Embryos, like babies from surrogate mothers, will be bought and sold in the belief that they will produce a healthy child, and possibly children of a certain physical type, IQ or stature. When the child is not born as warrantied or guaranteed, what remedies will the buyer have against the seller -- return defective goods for a refund, partial refund, or exchange? Because the sale of human embryos will quickly become confused with the sale of human children, regardless of how we come out on embryo research, the sale of human embryos should be legally prohibited.
Society is rightly concerned that science cannot restrain itself as we witness one media event after another in the area of heart transplantation research. Society has properly entered the era of regulation and prudently fears the potential dehumanizing impact of research on human embryos, and their production solely as a means to our own commercial and research ends. Unless and until socially satisfactory and enforceable boundaries to human embryo research are constructed in a principled manner, with meaningful public input, the de facto moratorium on human embryo research in the United States should continue.

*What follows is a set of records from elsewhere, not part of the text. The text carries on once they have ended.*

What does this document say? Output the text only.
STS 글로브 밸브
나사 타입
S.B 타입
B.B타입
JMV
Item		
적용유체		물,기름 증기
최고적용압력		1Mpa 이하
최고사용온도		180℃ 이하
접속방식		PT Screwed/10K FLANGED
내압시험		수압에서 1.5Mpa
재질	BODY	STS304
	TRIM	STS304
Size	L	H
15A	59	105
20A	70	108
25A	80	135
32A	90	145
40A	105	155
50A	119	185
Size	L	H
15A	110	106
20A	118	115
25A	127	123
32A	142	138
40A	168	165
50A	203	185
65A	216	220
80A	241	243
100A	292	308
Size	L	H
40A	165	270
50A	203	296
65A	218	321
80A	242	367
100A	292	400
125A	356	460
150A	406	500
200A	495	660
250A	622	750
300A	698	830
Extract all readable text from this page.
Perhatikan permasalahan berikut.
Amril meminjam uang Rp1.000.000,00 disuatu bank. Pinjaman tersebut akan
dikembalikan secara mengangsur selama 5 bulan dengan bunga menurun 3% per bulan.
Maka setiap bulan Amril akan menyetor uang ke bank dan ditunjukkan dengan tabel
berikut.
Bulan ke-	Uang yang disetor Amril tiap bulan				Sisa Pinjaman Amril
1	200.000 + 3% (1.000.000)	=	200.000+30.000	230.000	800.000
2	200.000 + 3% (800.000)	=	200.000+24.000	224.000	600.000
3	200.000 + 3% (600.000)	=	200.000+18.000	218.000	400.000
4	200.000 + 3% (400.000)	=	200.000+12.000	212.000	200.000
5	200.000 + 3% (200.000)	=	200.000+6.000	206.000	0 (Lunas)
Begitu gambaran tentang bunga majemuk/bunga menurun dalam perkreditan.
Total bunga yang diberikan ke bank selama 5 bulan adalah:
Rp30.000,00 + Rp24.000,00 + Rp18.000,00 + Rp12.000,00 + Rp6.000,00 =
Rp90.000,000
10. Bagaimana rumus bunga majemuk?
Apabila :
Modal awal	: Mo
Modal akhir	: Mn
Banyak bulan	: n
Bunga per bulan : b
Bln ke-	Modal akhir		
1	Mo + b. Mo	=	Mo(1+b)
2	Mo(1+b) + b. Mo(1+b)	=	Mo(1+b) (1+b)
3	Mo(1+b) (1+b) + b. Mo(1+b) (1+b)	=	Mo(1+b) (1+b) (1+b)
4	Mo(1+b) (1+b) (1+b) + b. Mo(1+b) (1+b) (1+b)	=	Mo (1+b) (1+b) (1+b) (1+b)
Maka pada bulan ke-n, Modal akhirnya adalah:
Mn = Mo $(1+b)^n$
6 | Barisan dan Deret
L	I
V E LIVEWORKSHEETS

On the related issue of defining motherhood, it seems most reasonable legally to assign rearing rights to the gestational as opposed to the genetic mother. This woman will have contributed more biologically to the child in terms of the pregnancy, will have risked more in terms of her own health, will have physically (and probably psychologically) bonded to the child and will definitely be with the child at the time it is born. Thus, not only will she be identifiable, she will also have made the greatest contribution to the child and, therefore, for both her own and the child's protection, she should be considered the child's legal mother. These guidelines will permit the donation of eggs and even embryos from one woman or couple to another (sometimes termed "prenatal adoption"), but does not necessitate permitting commerce in human embryos.
A model state law designed to clarify the identity of the gestational mother as the legal mother and outlaw the sale of human embryos should be drafted and enacted now. The moratorium on discussion of human embryo research should end, and the public examination of the issues it raises, begun by the EAB, should be renewed. The EAB itself should be reestablished with a substantial non-scientist majority to oversee all human embryo research.
Almost 30 years after he wrote "Brave New World," Huxley wrote in "Brave New World Revisted": "That we are being propelled in the direction of 'Brave New World' is obvious. But no less obvious is the fact that we can, if we so desire, refuse to cooperate with blind forces that are propelling us." Its time to take off the blindfold and confront the extracorporeal human embryo.